Brown Sugar Buttercream:
3/4 cup brown sugar
1 stick unsalted butter softened
1/2 cup flour
1 cup confectionary sugar
1-2 Tablespoons milk
2 Heaping tablespoons of Wallaby Greek Yogurt ( for the tang man)
dash of vanilla/salt
Cream butter and brown sugar until smooth with a paddle or electric mixer. Add flour and salt in two additions and then slowly incorporate the confectionary sugar and a tablespoon at a time of milk. Add in vanilla. Adjust the frosting as necessary adding a little more confectionary sugar, and if needed some milk. Remember that too much liquid in confectionary sugar can destabilize it quickly and can be impossible to fix. Slow and steady with the liquids. Taste and spread!

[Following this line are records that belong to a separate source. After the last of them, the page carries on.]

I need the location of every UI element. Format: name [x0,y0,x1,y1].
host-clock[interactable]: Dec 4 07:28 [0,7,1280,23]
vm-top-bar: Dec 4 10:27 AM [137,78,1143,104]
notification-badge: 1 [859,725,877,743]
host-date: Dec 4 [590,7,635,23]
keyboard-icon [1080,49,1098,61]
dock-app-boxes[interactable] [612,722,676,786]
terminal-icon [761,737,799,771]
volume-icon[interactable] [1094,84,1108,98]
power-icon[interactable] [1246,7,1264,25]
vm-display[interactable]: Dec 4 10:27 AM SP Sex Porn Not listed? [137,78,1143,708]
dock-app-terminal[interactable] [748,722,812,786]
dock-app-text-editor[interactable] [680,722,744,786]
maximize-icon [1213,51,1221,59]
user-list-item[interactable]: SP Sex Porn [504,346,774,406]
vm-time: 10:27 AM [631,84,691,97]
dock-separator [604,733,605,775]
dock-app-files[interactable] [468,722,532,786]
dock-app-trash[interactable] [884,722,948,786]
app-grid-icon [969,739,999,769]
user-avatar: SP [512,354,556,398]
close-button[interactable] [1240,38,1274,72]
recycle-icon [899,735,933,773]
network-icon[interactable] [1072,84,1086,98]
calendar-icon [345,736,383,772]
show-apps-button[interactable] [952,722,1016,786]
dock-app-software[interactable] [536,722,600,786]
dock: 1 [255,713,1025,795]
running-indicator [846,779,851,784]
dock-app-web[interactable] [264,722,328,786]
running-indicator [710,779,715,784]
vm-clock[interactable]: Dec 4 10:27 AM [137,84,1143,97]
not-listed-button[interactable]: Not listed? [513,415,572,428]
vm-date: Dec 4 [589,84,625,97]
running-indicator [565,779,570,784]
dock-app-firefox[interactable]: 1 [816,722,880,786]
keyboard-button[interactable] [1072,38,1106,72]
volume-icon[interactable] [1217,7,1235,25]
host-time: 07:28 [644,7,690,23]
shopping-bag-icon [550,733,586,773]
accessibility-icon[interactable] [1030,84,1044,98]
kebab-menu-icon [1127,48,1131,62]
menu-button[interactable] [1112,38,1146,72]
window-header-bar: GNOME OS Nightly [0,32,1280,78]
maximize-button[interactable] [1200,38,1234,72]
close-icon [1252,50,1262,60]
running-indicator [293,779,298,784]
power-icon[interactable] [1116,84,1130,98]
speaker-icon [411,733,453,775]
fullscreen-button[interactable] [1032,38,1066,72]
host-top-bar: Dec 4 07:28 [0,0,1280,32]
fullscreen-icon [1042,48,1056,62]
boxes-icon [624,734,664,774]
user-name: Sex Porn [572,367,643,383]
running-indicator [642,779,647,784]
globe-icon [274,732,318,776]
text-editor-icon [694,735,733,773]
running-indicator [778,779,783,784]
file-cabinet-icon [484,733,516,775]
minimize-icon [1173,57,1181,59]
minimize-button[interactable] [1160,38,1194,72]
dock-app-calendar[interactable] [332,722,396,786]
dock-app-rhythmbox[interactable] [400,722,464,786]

If you like to deprive the oven of some cookie dough, this is the cake project for you. No raw eggs involved. And the cookie dough we prepared will be swirled in the batter, creating pockets of wonder. Who doesn't need those?
Here is some savory business just in case we feel we are drowning in dough-y goodness. Horrors!
Even though I just posted a very sugary cake, I am very excited about eating all of the vegetables I can get my hands on. The absence of the sun has left this beach girl a little drained and brittle. I find myself reaching again and again for lanky carrots, golden beats, and orange anything in an attempt to eat the sun. A simple winter recipe is my "anything orange". Roast long slivers of rainbow carrots and sweet potato in olive oil and a generous smidge of harissa, salt and pepper. Roast orange beets separately until you know their skins will rub off easily and chop into hearty, whimsical shapes. Toss all these together with cilantro and lime juice and top with a improvised yogurt dressing. Nuts are welcome and so is some swiss chard or kale. Keep going all you snowbound braves! Spring is not a piecrust promise.